Richard Gough FSA FRS (21 October 1735 – 20 February 1809) was a prominent and influential English antiquarian. He served as director of the Society of Antiquaries of London from 1771 to 1791; published a major work on English church monuments; and translated and edited a new edition of William Camden's Britannia.
He is not to be confused with the Richard Gough who wrote a "History of Myddle", Shropshire, in 1700.
Gough was born in London, where his father, Harry Gough, was a wealthy M.P. and director of the British East India Company. In 1751 he entered Corpus Christi College, Cambridge, where he began his work on British topography, published in 1768. Leaving Cambridge in 1756, without a degree, he began a series of antiquarian excursions in various parts of Great Britain.

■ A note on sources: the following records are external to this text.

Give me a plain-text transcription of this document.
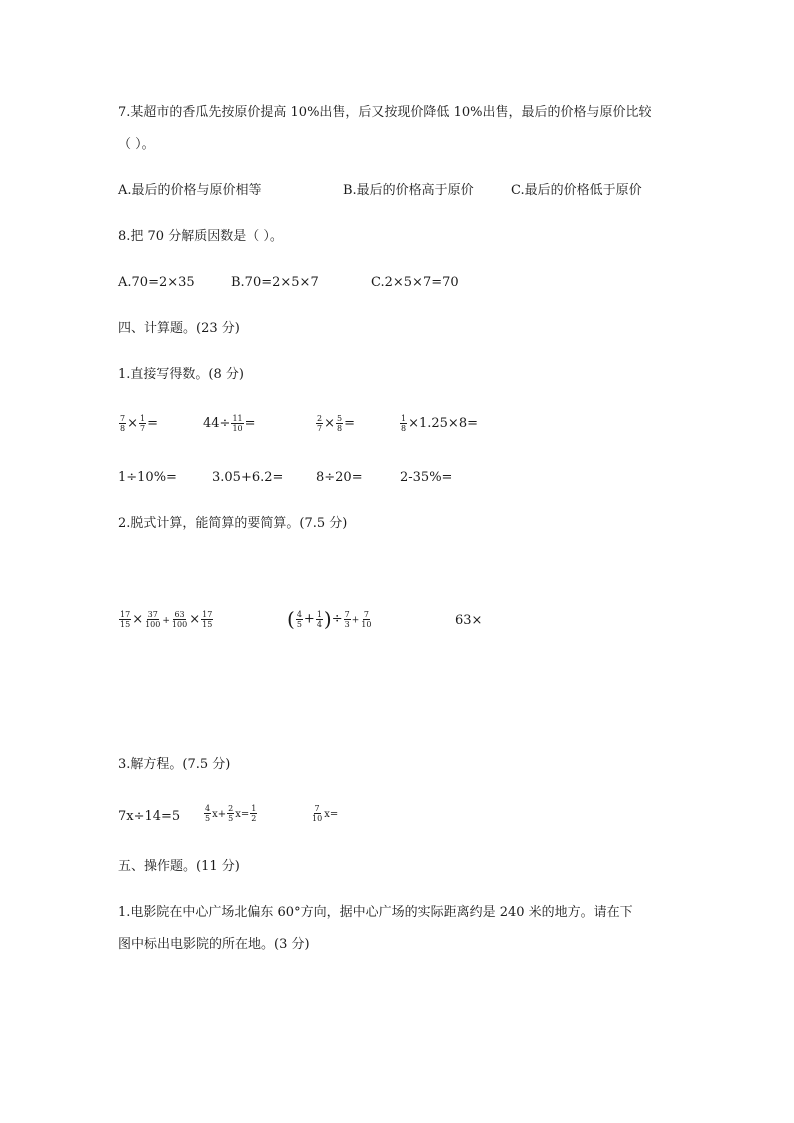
7.某超市的香瓜先按原价提高 10%出售，后又按现价降低 10%出售，最后的价格与原价比较
（ ）。
A.最后的价格与原价相等	B.最后的价格高于原价	C.最后的价格低于原价
8.把 70 分解质因数是（ ）。
A.70=2×35	B.70=2×5×7	C.2×5×7=70
四、计算题。(23 分)
1.直接写得数。(8 分)
$\frac{7}{8} \times \frac{1}{7}$ =	$44\div \frac{11}{10}$ =	$\frac{2}{7} \times \frac{5}{8}$ =	$\frac{1}{8} \times 1.25\times 8=$
1÷10%=	3.05+6.2=	8÷20=	2-35%=
2.脱式计算，能简算的要简算。(7.5 分)
$\frac{17}{15} \times \frac{37}{100} + \frac{63}{100} \times \frac{17}{15}$	( $\frac{4}{5} + \frac{1}{4}$ )÷ $\frac{7}{3} + \frac{7}{10}$	63×
3.解方程。(7.5 分)
7x÷14=5	$\frac{4}{5} x+ \frac{2}{5} x= \frac{1}{2}$	$\frac{7}{10} x=$
五、操作题。(11 分)
1.电影院在中心广场北偏东 60°方向，据中心广场的实际距离约是 240 米的地方。请在下
图中标出电影院的所在地。(3 分)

Gough was elected a Fellow of the Society of Antiquaries of London in 1767, and was its director from 1771 to 1791. As director, he urged the Society to increase the scope of its publications, especially as a means of recording England's Gothic architecture; as the intermittent series Vetusta Monumenta was the only record of its research. He was elected a Fellow of the Royal Society in 1775. His books and manuscripts relating to Anglo-Saxon and northern literature, all his collections in the department of British topography, and a large number of his drawings and engravings of other archaeological remains, were bequeathed to the University of Oxford. One notable item in the bequest is the so-called Gough Map, an outstanding medieval map of Britain, which is now known by Gough's name.